Vanity Fair Confuses Satire and Caricature
July 23rd, 2008 Posted in PoliticsYou would think Vanity Fair, of all magazines, would have staff that understand the difference between satirizing paranoia about a politician and caricturing that politician.![]()
I was going to write about that fact, but Daniel Larison did it for me:
There is essentially nothing in this image that is not an exaggeration, or just a representation, of things that are true about John McCain: he is old, his wife once had a problem with prescription drugs, he is closely aligned with George Bush and he does support policies that violate the Constitution. As a caricature, it works quite well.
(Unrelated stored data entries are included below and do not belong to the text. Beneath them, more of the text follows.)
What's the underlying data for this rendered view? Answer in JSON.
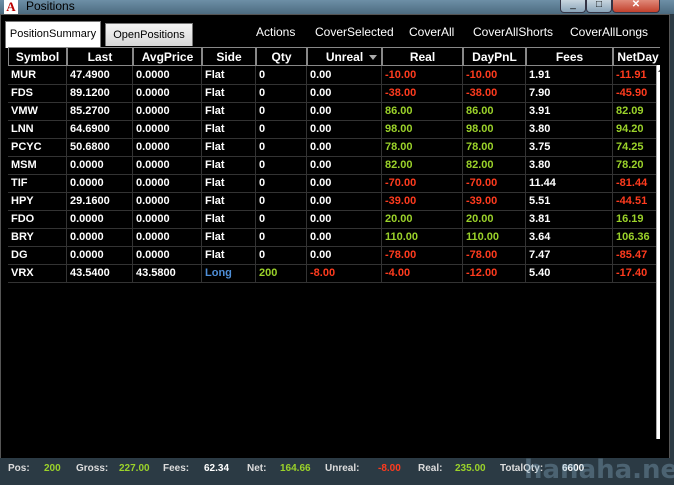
{
  "window": {
    "title": "Positions",
    "app_icon_letter": "A"
  },
  "tabs": [
    {
      "label": "PositionSummary",
      "active": true
    },
    {
      "label": "OpenPositions",
      "active": false
    }
  ],
  "actions": [
    "Actions",
    "CoverSelected",
    "CoverAll",
    "CoverAllShorts",
    "CoverAllLongs"
  ],
  "columns": [
    "Symbol",
    "Last",
    "AvgPrice",
    "Side",
    "Qty",
    "Unreal",
    "Real",
    "DayPnL",
    "Fees",
    "NetDay"
  ],
  "rows": [
    {
      "symbol": "MUR",
      "last": "47.4900",
      "avg": "0.0000",
      "side": "Flat",
      "qty": "0",
      "unreal": "0.00",
      "real": "-10.00",
      "daypnl": "-10.00",
      "fees": "1.91",
      "netday": "-11.91"
    },
    {
      "symbol": "FDS",
      "last": "89.1200",
      "avg": "0.0000",
      "side": "Flat",
      "qty": "0",
      "unreal": "0.00",
      "real": "-38.00",
      "daypnl": "-38.00",
      "fees": "7.90",
      "netday": "-45.90"
    },
    {
      "symbol": "VMW",
      "last": "85.2700",
      "avg": "0.0000",
      "side": "Flat",
      "qty": "0",
      "unreal": "0.00",
      "real": "86.00",
      "daypnl": "86.00",
      "fees": "3.91",
      "netday": "82.09"
    },
    {
      "symbol": "LNN",
      "last": "64.6900",
      "avg": "0.0000",
      "side": "Flat",
      "qty": "0",
      "unreal": "0.00",
      "real": "98.00",
      "daypnl": "98.00",
      "fees": "3.80",
      "netday": "94.20"
    },
    {
      "symbol": "PCYC",
      "last": "50.6800",
      "avg": "0.0000",
      "side": "Flat",
      "qty": "0",
      "unreal": "0.00",
      "real": "78.00",
      "daypnl": "78.00",
      "fees": "3.75",
      "netday": "74.25"
    },
    {
      "symbol": "MSM",
      "last": "0.0000",
      "avg": "0.0000",
      "side": "Flat",
      "qty": "0",
      "unreal": "0.00",
      "real": "82.00",
      "daypnl": "82.00",
      "fees": "3.80",
      "netday": "78.20"
    },
    {
      "symbol": "TIF",
      "last": "0.0000",
      "avg": "0.0000",
      "side": "Flat",
      "qty": "0",
      "unreal": "0.00",
      "real": "-70.00",
      "daypnl": "-70.00",
      "fees": "11.44",
      "netday": "-81.44"
    },
    {
      "symbol": "HPY",
      "last": "29.1600",
      "avg": "0.0000",
      "side": "Flat",
      "qty": "0",
      "unreal": "0.00",
      "real": "-39.00",
      "daypnl": "-39.00",
      "fees": "5.51",
      "netday": "-44.51"
    },
    {
      "symbol": "FDO",
      "last": "0.0000",
      "avg": "0.0000",
      "side": "Flat",
      "qty": "0",
      "unreal": "0.00",
      "real": "20.00",
      "daypnl": "20.00",
      "fees": "3.81",
      "netday": "16.19"
    },
    {
      "symbol": "BRY",
      "last": "0.0000",
      "avg": "0.0000",
      "side": "Flat",
      "qty": "0",
      "unreal": "0.00",
      "real": "110.00",
      "daypnl": "110.00",
      "fees": "3.64",
      "netday": "106.36"
    },
    {
      "symbol": "DG",
      "last": "0.0000",
      "avg": "0.0000",
      "side": "Flat",
      "qty": "0",
      "unreal": "0.00",
      "real": "-78.00",
      "daypnl": "-78.00",
      "fees": "7.47",
      "netday": "-85.47"
    },
    {
      "symbol": "VRX",
      "last": "43.5400",
      "avg": "43.5800",
      "side": "Long",
      "qty": "200",
      "unreal": "-8.00",
      "real": "-4.00",
      "daypnl": "-12.00",
      "fees": "5.40",
      "netday": "-17.40"
    }
  ],
  "status": {
    "pos_label": "Pos:",
    "pos": "200",
    "gross_label": "Gross:",
    "gross": "227.00",
    "fees_label": "Fees:",
    "fees": "62.34",
    "net_label": "Net:",
    "net": "164.66",
    "unreal_label": "Unreal:",
    "unreal": "-8.00",
    "real_label": "Real:",
    "real": "235.00",
    "totalqty_label": "TotalQty:",
    "totalqty": "6600"
  },
  "watermark": "hanaha.net",
  "colors": {
    "positive": "#9bd22a",
    "negative": "#ff3b1e",
    "long": "#4f8fd8",
    "background": "#000000"
  }
}
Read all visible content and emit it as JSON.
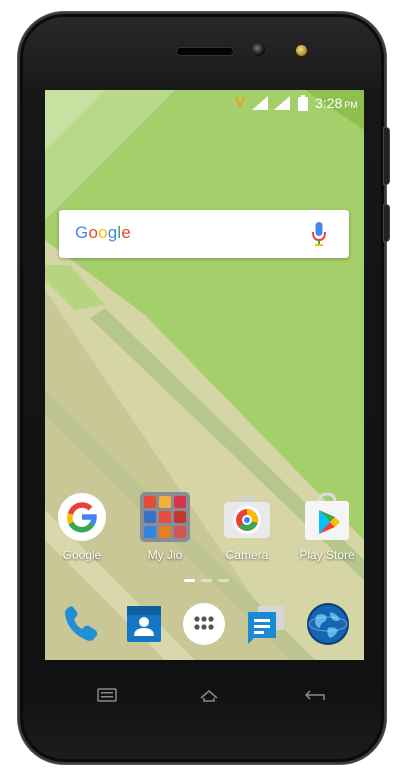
{
  "status_bar": {
    "carrier_glyph": "V",
    "time": "3:28",
    "ampm": "PM"
  },
  "search": {
    "logo_text": "Google"
  },
  "apps": [
    {
      "label": "Google",
      "icon": "google-icon"
    },
    {
      "label": "My Jio",
      "icon": "my-jio-folder-icon"
    },
    {
      "label": "Camera",
      "icon": "camera-icon"
    },
    {
      "label": "Play Store",
      "icon": "play-store-icon"
    }
  ],
  "page_indicator": {
    "pages": 3,
    "current": 1
  },
  "dock": [
    {
      "icon": "phone-icon"
    },
    {
      "icon": "contacts-icon"
    },
    {
      "icon": "app-drawer-icon"
    },
    {
      "icon": "messages-icon"
    },
    {
      "icon": "browser-globe-icon"
    }
  ],
  "nav_buttons": [
    {
      "icon": "menu-icon"
    },
    {
      "icon": "home-icon"
    },
    {
      "icon": "back-icon"
    }
  ],
  "colors": {
    "wallpaper_green": "#a5cf6a",
    "carrier_orange": "#f29b1e",
    "google_blue": "#4285F4",
    "google_red": "#EA4335",
    "google_yellow": "#FBBC05",
    "google_green": "#34A853"
  }
}
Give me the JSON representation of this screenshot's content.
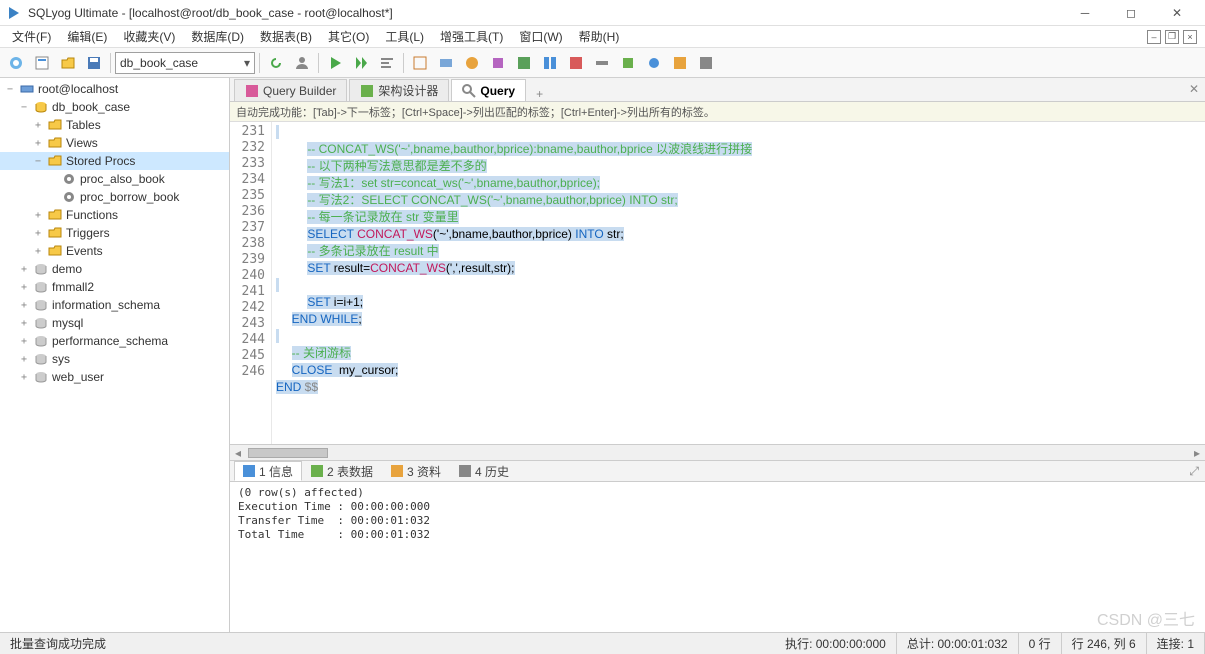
{
  "window": {
    "title": "SQLyog Ultimate - [localhost@root/db_book_case - root@localhost*]"
  },
  "menus": [
    "文件(F)",
    "编辑(E)",
    "收藏夹(V)",
    "数据库(D)",
    "数据表(B)",
    "其它(O)",
    "工具(L)",
    "增强工具(T)",
    "窗口(W)",
    "帮助(H)"
  ],
  "db_combo": "db_book_case",
  "tree": {
    "root": "root@localhost",
    "db_book_case": "db_book_case",
    "tables": "Tables",
    "views": "Views",
    "stored_procs": "Stored Procs",
    "proc_also_book": "proc_also_book",
    "proc_borrow_book": "proc_borrow_book",
    "functions": "Functions",
    "triggers": "Triggers",
    "events": "Events",
    "demo": "demo",
    "fmmall2": "fmmall2",
    "information_schema": "information_schema",
    "mysql": "mysql",
    "performance_schema": "performance_schema",
    "sys": "sys",
    "web_user": "web_user"
  },
  "editor_tabs": {
    "qb": "Query Builder",
    "sd": "架构设计器",
    "q": "Query"
  },
  "hint": "自动完成功能：[Tab]->下一标签；[Ctrl+Space]->列出匹配的标签；[Ctrl+Enter]->列出所有的标签。",
  "code": {
    "lines": [
      "231",
      "232",
      "233",
      "234",
      "235",
      "236",
      "237",
      "238",
      "239",
      "240",
      "241",
      "242",
      "243",
      "244",
      "245",
      "246"
    ],
    "l232": "-- CONCAT_WS('~',bname,bauthor,bprice):bname,bauthor,bprice 以波浪线进行拼接",
    "l233": "-- 以下两种写法意思都是差不多的",
    "l234": "-- 写法1：set str=concat_ws('~',bname,bauthor,bprice);",
    "l235": "-- 写法2：SELECT CONCAT_WS('~',bname,bauthor,bprice) INTO str;",
    "l236": "-- 每一条记录放在 str 变量里",
    "l237_select": "SELECT",
    "l237_fn": "CONCAT_WS",
    "l237_args": "('~',bname,bauthor,bprice)",
    "l237_into": "INTO",
    "l237_str": "str;",
    "l238": "-- 多条记录放在 result 中",
    "l239_set": "SET",
    "l239_rest": " result=",
    "l239_fn": "CONCAT_WS",
    "l239_args": "(',',result,str);",
    "l241_set": "SET",
    "l241_rest": " i=i+1;",
    "l242_end": "END",
    "l242_while": " WHILE",
    "l242_semi": ";",
    "l244": "-- 关闭游标",
    "l245_close": "CLOSE",
    "l245_cur": "  my_cursor;",
    "l246_end": "END",
    "l246_dd": " $$"
  },
  "result_tabs": {
    "t1": "1 信息",
    "t2": "2 表数据",
    "t3": "3 资料",
    "t4": "4 历史"
  },
  "result_body": "(0 row(s) affected)\nExecution Time : 00:00:00:000\nTransfer Time  : 00:00:01:032\nTotal Time     : 00:00:01:032",
  "status": {
    "msg": "批量查询成功完成",
    "exec": "执行: 00:00:00:000",
    "total": "总计: 00:00:01:032",
    "rows": "0 行",
    "pos": "行 246, 列 6",
    "conn": "连接: 1"
  },
  "watermark": "CSDN @三七"
}
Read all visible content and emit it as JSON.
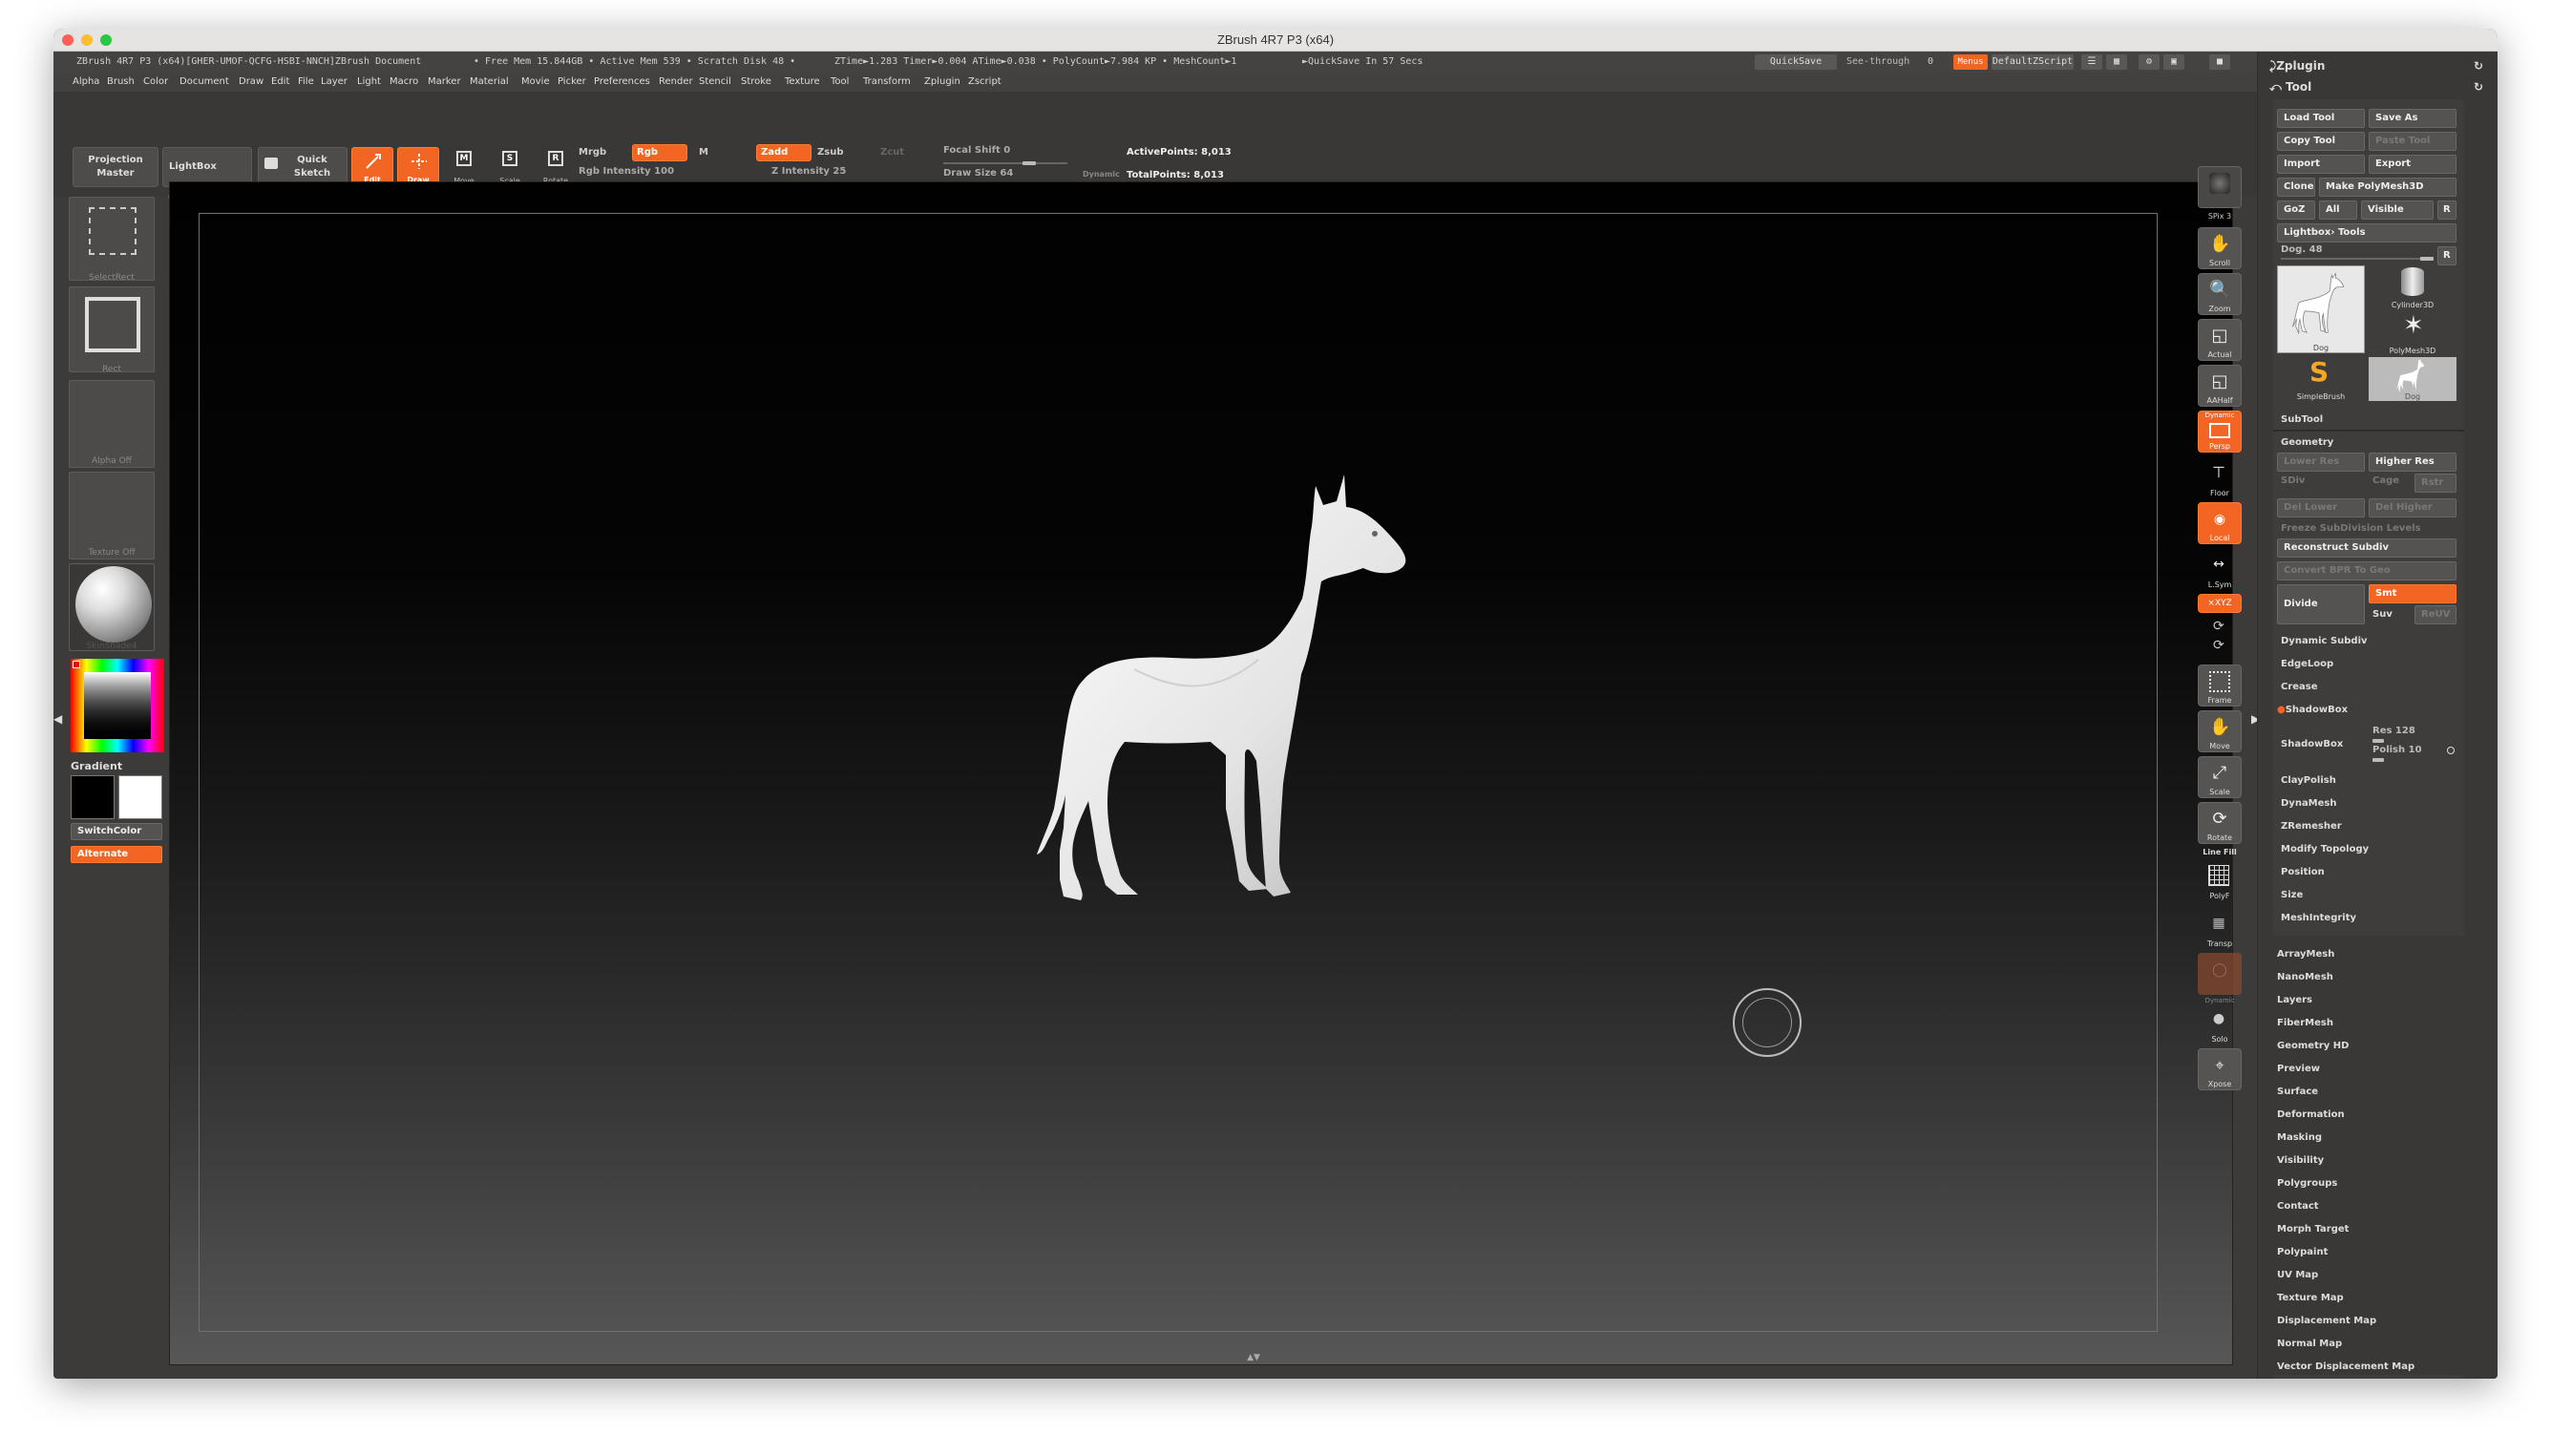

As a parody of an image that is supposed to be mocking absurd claims about the Obamas, it completely fails, because the point of the New Yorker image is supposed to be that everything in it is ludicrous and false and obviously so and, more to the point, it is supposed to be exaggerating the absurd claims to their most extreme form. (The problem with the original image, as I’ve said before, is that it did not exaggerate the claims, but simply repeated them.)
….
To do a proper McCain adaptation of the image, you would need to draw an image that combined all of the false smears that have ever been circulated about him by George Bush’s campaign and others, which would mean creating a cartoon so distasteful that no one in his right mind would ever publish it.
It’s really embarrassing to think that no one at Vanity Fair thought to say, “hey, wait a minute, this misses the point entirely ….” It’s not a parody, it’s a self-parody.